Yesterday, county commissioners announced the appointment of Cuyahoga County assistant prosecutor Ronald Riley to head "preliminary reviews" of the Secured Assets Fund Earnings program and to evaluate "any criminal responsibility which surfaces in the course of his work."

Dennis Roche, a county spokesman, said the commissioners do not suspect criminal activity was involved, but they are "trying to make sure all the [bases] are covered."

He said the primary focus of the probe is in the civil area, and that Cuyahoga County prosecutor Stephanie Tubbs Jones is expected to name a special counsel with expertise in securities matters within the next few days.

According to a press release from the county, the special counsel will "evaluate and pursue any and all civil remedies as dictated by the facts developed in the investigation."

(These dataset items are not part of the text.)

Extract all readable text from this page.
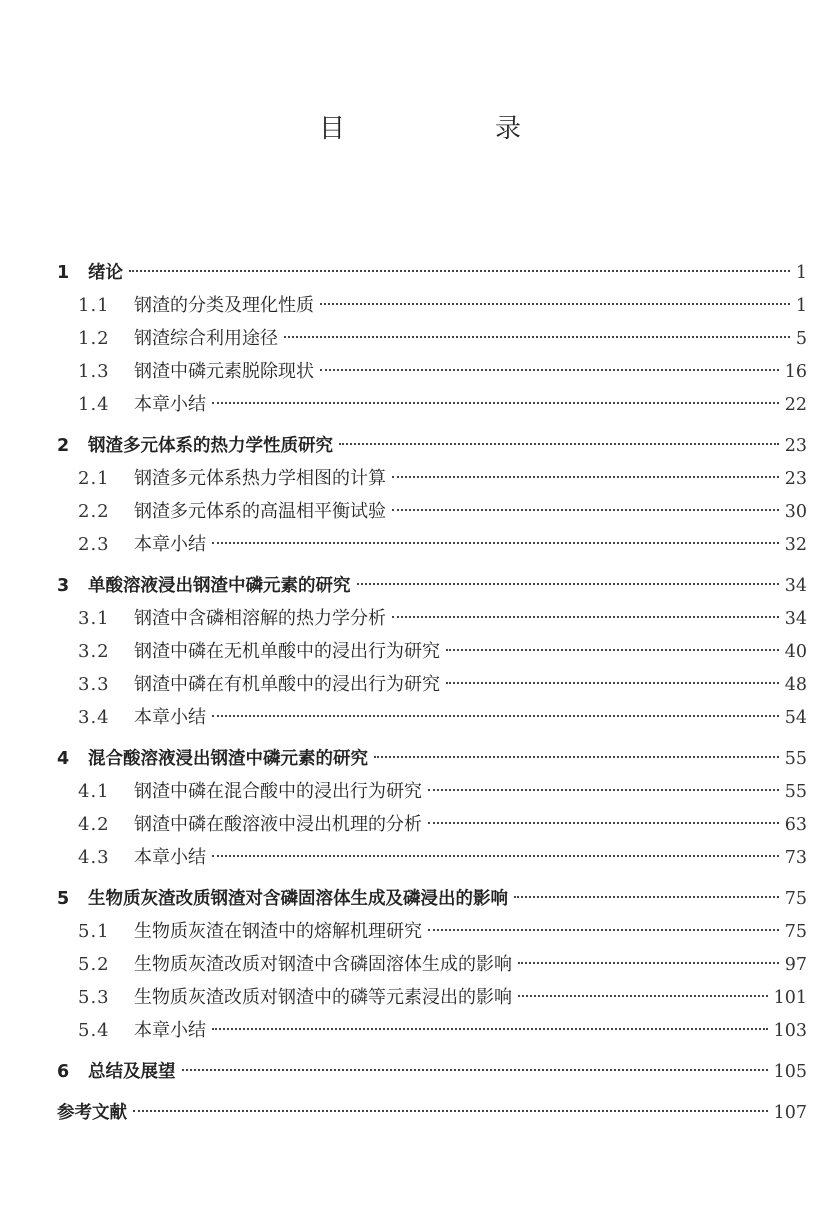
目　录
1	绪论	1
1.1	钢渣的分类及理化性质	1
1.2	钢渣综合利用途径	5
1.3	钢渣中磷元素脱除现状	16
1.4	本章小结	22
2	钢渣多元体系的热力学性质研究	23
2.1	钢渣多元体系热力学相图的计算	23
2.2	钢渣多元体系的高温相平衡试验	30
2.3	本章小结	32
3	单酸溶液浸出钢渣中磷元素的研究	34
3.1	钢渣中含磷相溶解的热力学分析	34
3.2	钢渣中磷在无机单酸中的浸出行为研究	40
3.3	钢渣中磷在有机单酸中的浸出行为研究	48
3.4	本章小结	54
4	混合酸溶液浸出钢渣中磷元素的研究	55
4.1	钢渣中磷在混合酸中的浸出行为研究	55
4.2	钢渣中磷在酸溶液中浸出机理的分析	63
4.3	本章小结	73
5	生物质灰渣改质钢渣对含磷固溶体生成及磷浸出的影响	75
5.1	生物质灰渣在钢渣中的熔解机理研究	75
5.2	生物质灰渣改质对钢渣中含磷固溶体生成的影响	97
5.3	生物质灰渣改质对钢渣中的磷等元素浸出的影响	101
5.4	本章小结	103
6	总结及展望	105
参考文献	107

Roche said that the civil part of the probe will mainly look into securities firms that were involved in leveraging the SAFE program's portfolio. A list of those firms is not yet available. Issues for investigators will include suitability of investments and the "eventual possible recovery" of investment losses, he added.

Securities firms involved in two taxable revenue note issues sold by the county will apparently not be pan of the investigation.

"It appears the note sales were pretty straightforward," Roche said.

Cleveland-based McDonald & Co. Securities Inc. was the bookrunning manager for $246 million of tax .and current revenue notes due to mature Dec. 30, and for $130 million of notes sold last year. Proceeds from the issues were invested in the SAFE program to purchase long-term securities.

Revelations about that investment practice as well as the use of a reverse repurchase agreement and large paper losses in the portfolio led county commissioners to shut down the SAFE program last month. The program, which once contained $1.1 billion of public funds from the county and about 75 other local governments in Ohio, returned all principal invested in the fund to all the governments except for Cuyahoga County.

Last week, the county sold $265 million of short-term securities at a $14.5 million loss to raise funds to help pay principal and interest on the $246 million of notes. On Monday, commissioners authorized the negotiation of an escrow agreement for the repayment of the notes on Dec. 30. Standard & Poor's Corp., which rates the notes SP1-plus, had requested that the money be placed with a third-party trustee until the notes mature.

Roche said final documents for the escrow agreement should be in hand today or tomorrow. Officials at both Standard & Poor's and Moody's Investors Service, which rates the notes MIG-1, said on Tuesday they were waiting to review the final documents.

Moody's has placed Cuyahoga County's ratings, including its Aa longterm rating, on review in the wake of the investment troubles.

The SAFE program, which had been run by Cuyahoga County Treasurer Francis Gaul, still contains a leveraged portfolio of about $633 million in intermediate-term securities and about $153 million of mostly Treasury bonds. As of last week, actual losses in the program would have been $116 million if the remaining portfolio were marked to market.

Roche said the county has not taken any action to sell any more securities since last week.